Gerne würde ich einen EPEVER Solarladeregler auslesen. Verwendet wird ein RS458 zu TTL Converter (mit RX/TX Pins). Der originale Code war für den ESP32 gedacht und scheint auf solchem zu funktionieren. Nach der Anforderung kommen Antworten vom Laderegler. Allerdings werden hier RX2 und TX2 genutzt.
Portiert auf den ESP8266 funktioniert es aber nicht mehr. Es werden Daten gesendet, der Laderegler antwortet nicht.
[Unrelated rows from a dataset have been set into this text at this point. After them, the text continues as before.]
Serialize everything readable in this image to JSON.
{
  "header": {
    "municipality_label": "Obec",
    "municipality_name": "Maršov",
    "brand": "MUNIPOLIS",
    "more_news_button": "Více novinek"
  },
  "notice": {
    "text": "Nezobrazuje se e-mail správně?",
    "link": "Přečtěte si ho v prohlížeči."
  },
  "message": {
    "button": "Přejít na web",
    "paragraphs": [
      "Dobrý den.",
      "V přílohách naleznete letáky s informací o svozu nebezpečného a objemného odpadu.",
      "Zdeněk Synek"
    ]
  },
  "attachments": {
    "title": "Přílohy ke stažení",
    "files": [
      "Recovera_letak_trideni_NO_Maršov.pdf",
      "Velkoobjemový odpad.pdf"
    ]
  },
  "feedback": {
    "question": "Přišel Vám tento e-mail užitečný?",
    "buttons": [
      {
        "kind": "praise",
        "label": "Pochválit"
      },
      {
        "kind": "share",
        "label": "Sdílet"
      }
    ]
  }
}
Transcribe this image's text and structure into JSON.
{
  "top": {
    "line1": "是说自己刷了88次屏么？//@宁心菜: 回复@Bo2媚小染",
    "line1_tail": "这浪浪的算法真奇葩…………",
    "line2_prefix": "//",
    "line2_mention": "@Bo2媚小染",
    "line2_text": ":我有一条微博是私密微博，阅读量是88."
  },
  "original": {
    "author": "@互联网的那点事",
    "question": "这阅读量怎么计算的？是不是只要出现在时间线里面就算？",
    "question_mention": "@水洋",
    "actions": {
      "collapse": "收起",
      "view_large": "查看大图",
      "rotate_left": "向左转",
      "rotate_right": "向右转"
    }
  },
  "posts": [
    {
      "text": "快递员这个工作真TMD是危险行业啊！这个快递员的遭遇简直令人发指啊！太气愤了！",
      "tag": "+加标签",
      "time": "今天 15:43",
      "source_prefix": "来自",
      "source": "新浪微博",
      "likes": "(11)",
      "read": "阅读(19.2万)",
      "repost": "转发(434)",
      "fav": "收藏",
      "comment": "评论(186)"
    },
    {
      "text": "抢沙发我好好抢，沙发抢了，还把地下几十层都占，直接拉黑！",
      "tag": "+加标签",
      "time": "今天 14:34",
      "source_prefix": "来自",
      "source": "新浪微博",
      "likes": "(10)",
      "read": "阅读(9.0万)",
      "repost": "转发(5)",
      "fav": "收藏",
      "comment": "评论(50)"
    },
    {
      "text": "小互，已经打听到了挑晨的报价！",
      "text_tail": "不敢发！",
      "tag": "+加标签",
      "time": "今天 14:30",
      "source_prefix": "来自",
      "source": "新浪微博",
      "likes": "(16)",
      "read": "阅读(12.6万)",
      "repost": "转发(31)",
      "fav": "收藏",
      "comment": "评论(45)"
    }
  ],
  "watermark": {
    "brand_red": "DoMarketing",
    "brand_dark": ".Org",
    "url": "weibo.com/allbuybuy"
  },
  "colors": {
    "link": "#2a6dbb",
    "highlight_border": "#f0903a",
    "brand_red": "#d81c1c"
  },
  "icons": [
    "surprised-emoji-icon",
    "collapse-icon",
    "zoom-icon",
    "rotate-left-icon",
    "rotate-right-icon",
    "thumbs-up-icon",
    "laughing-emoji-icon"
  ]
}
Kann es sein dass hier der serielle Port irgendwie falsch konfiguriert ist?
Hier der Original Code
#include <ModbusMaster.h>
#define ARRAY_SIZE(A) (sizeof(A) / sizeof((A)[0]))
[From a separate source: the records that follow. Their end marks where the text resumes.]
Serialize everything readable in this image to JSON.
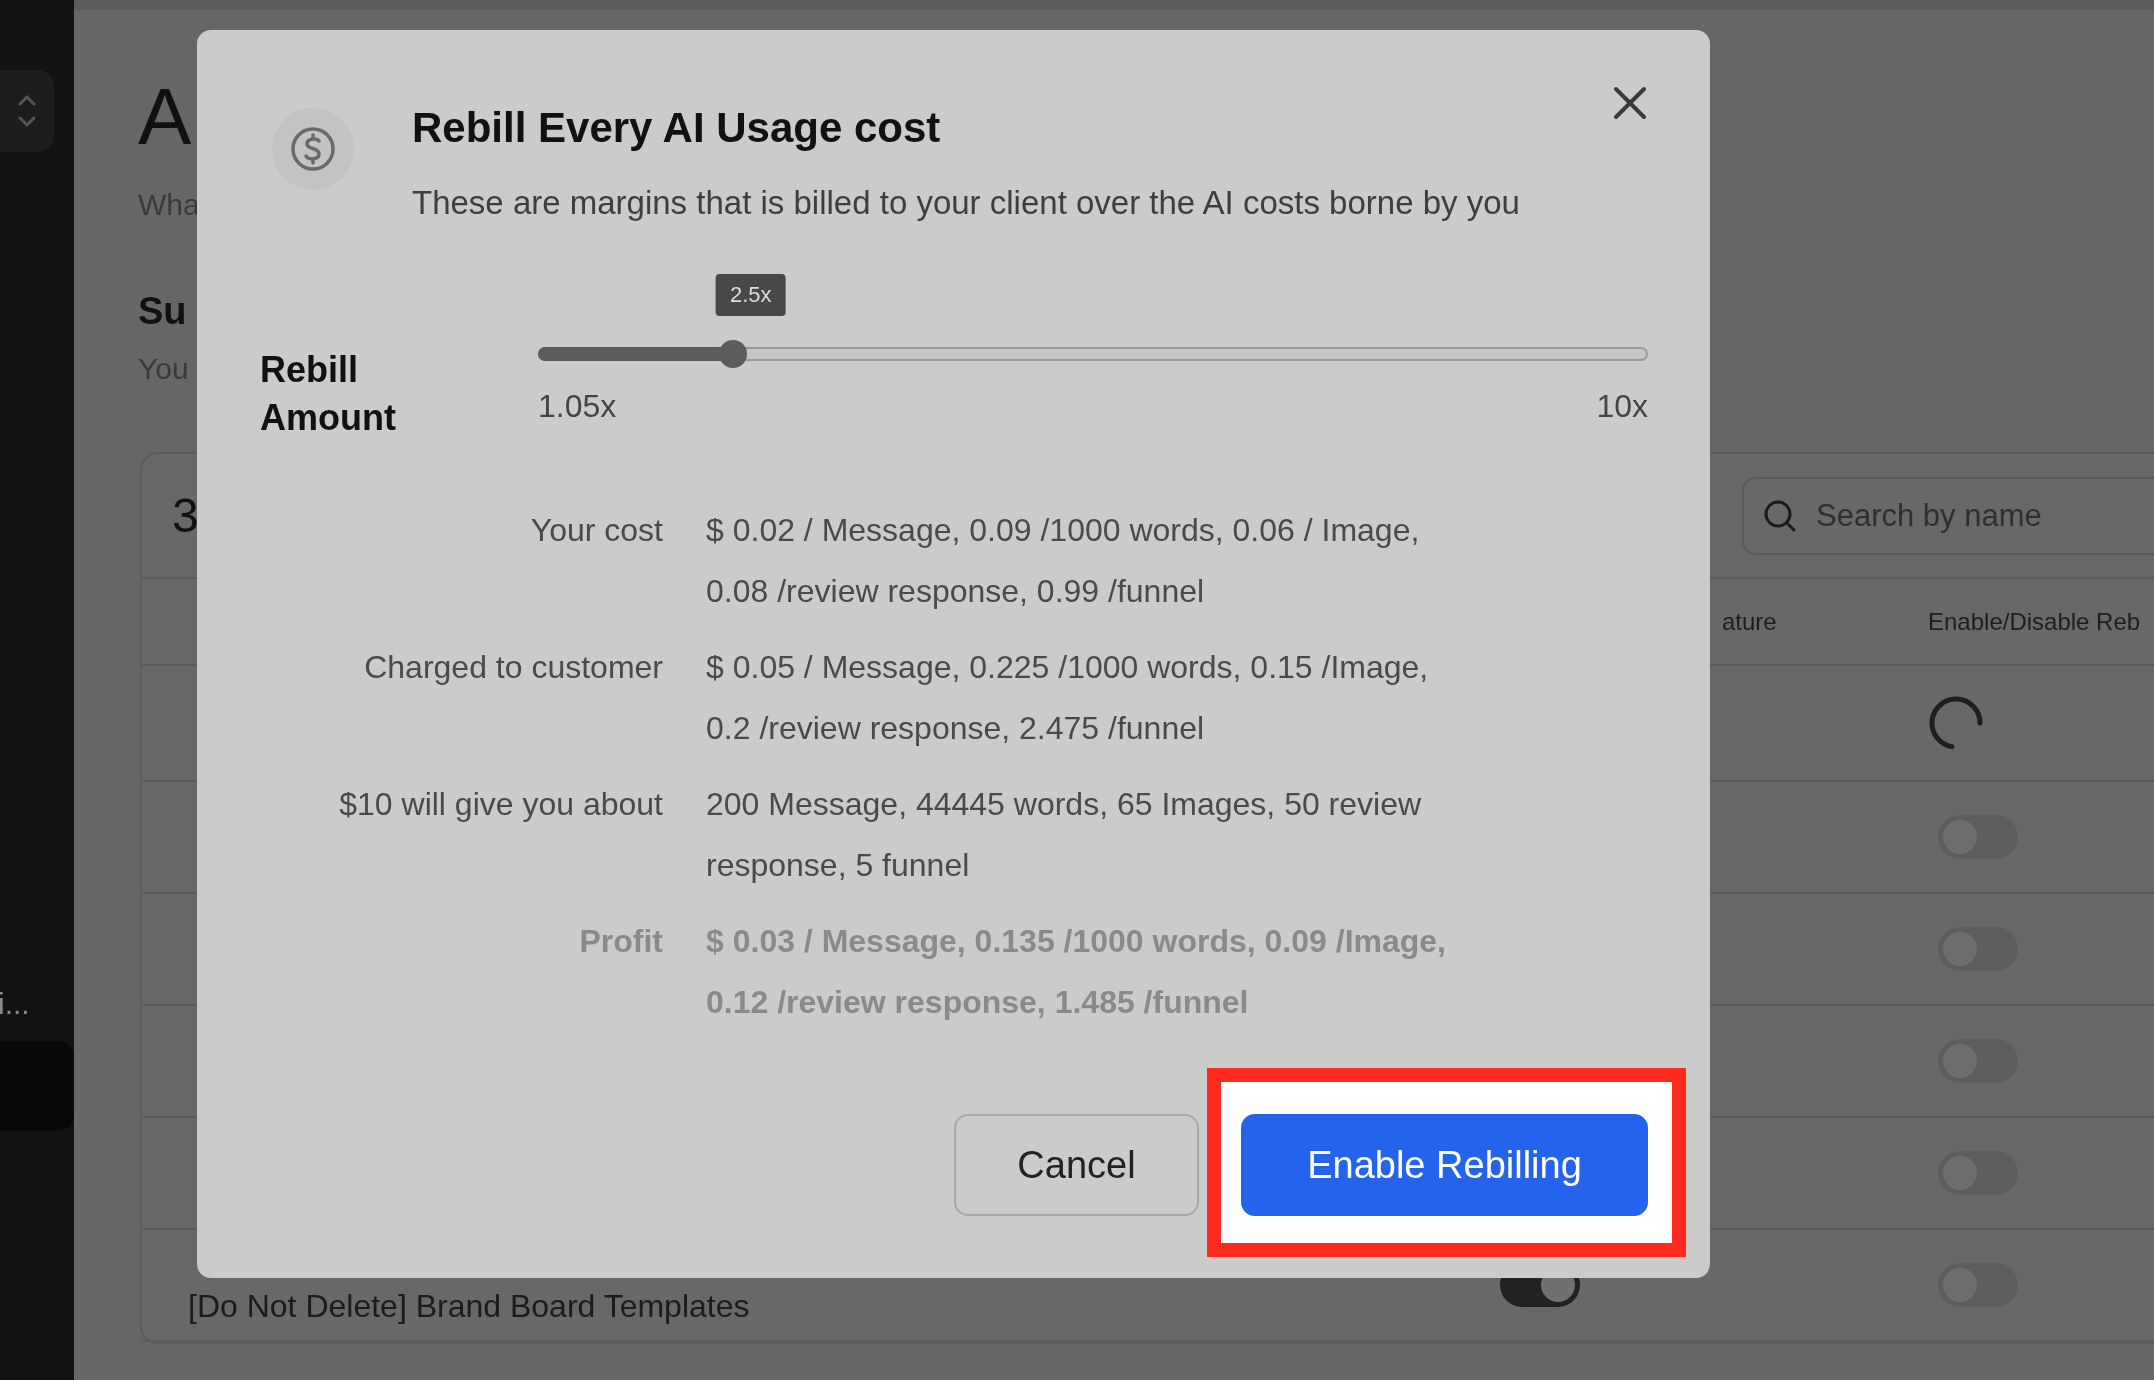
{
  "sidebar": {
    "item_label": "i..."
  },
  "page": {
    "title": "A",
    "subtitle": "Wha",
    "section_title": "Su",
    "section_text": "You"
  },
  "table": {
    "count": "3",
    "search": {
      "placeholder": "Search by name"
    },
    "columns": [
      "ature",
      "Enable/Disable Reb"
    ],
    "rows": [
      {
        "rebill": {
          "kind": "spinner"
        }
      },
      {
        "rebill": {
          "kind": "toggle",
          "on": false
        }
      },
      {
        "rebill": {
          "kind": "toggle",
          "on": false
        }
      },
      {
        "rebill": {
          "kind": "toggle",
          "on": false
        }
      },
      {
        "rebill": {
          "kind": "toggle",
          "on": false
        }
      },
      {
        "name": "[Do Not Delete] Brand Board Templates",
        "feature": {
          "on": true
        },
        "rebill": {
          "kind": "toggle",
          "on": false
        }
      }
    ]
  },
  "modal": {
    "title": "Rebill Every AI Usage cost",
    "description": "These are margins that is billed to your client over the AI costs borne by you",
    "slider": {
      "label": "Rebill Amount",
      "level": 0.176,
      "value_label": "2.5x",
      "min_label": "1.05x",
      "max_label": "10x"
    },
    "details": [
      {
        "label": "Your cost",
        "value": "$ 0.02 / Message, 0.09 /1000 words, 0.06 / Image, 0.08 /review response, 0.99 /funnel",
        "kind": "plain"
      },
      {
        "label": "Charged to customer",
        "value": "$ 0.05 / Message, 0.225 /1000 words, 0.15 /Image, 0.2 /review response, 2.475 /funnel",
        "kind": "plain"
      },
      {
        "label": "$10 will give you about",
        "value": "200 Message, 44445 words, 65 Images, 50 review response, 5 funnel",
        "kind": "plain"
      },
      {
        "label": "Profit",
        "value": "$ 0.03 / Message, 0.135 /1000 words, 0.09 /Image, 0.12 /review response, 1.485 /funnel",
        "kind": "profit"
      }
    ],
    "buttons": [
      {
        "label": "Cancel",
        "kind": "secondary",
        "highlighted": false
      },
      {
        "label": "Enable Rebilling",
        "kind": "primary",
        "highlighted": true
      }
    ]
  }
}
float battChargeCurrent, battDischargeCurrent, battOverallCurrent, battChargePower;
float bvoltage, ctemp, btemp, bSOC, lpower, lcurrent, pvvoltage, pvcurrent, pvpower;
float stats_today_pv_volt_min, stats_today_pv_volt_max;
uint8_t result;
unsigned long previousMillis = 0;
ModbusMaster node;
void preTransmission() {
}
void postTransmission() {
}
// A list of the regisities to query in order
typedef void (*RegistryList[])();
RegistryList Registries = {
AddressRegistry_3100,
AddressRegistry_3106,
AddressRegistry_310D,
AddressRegistry_311A,
AddressRegistry_331B,
};
// keep log of where we are
uint8_t currentRegistryNumber = 0;
// function to switch to next registry
void nextRegistryNumber() {
currentRegistryNumber++;
if (currentRegistryNumber >= ARRAY_SIZE(Registries)) {
currentRegistryNumber = 0;
}
}
// exec a function of registry read (cycles between different addresses)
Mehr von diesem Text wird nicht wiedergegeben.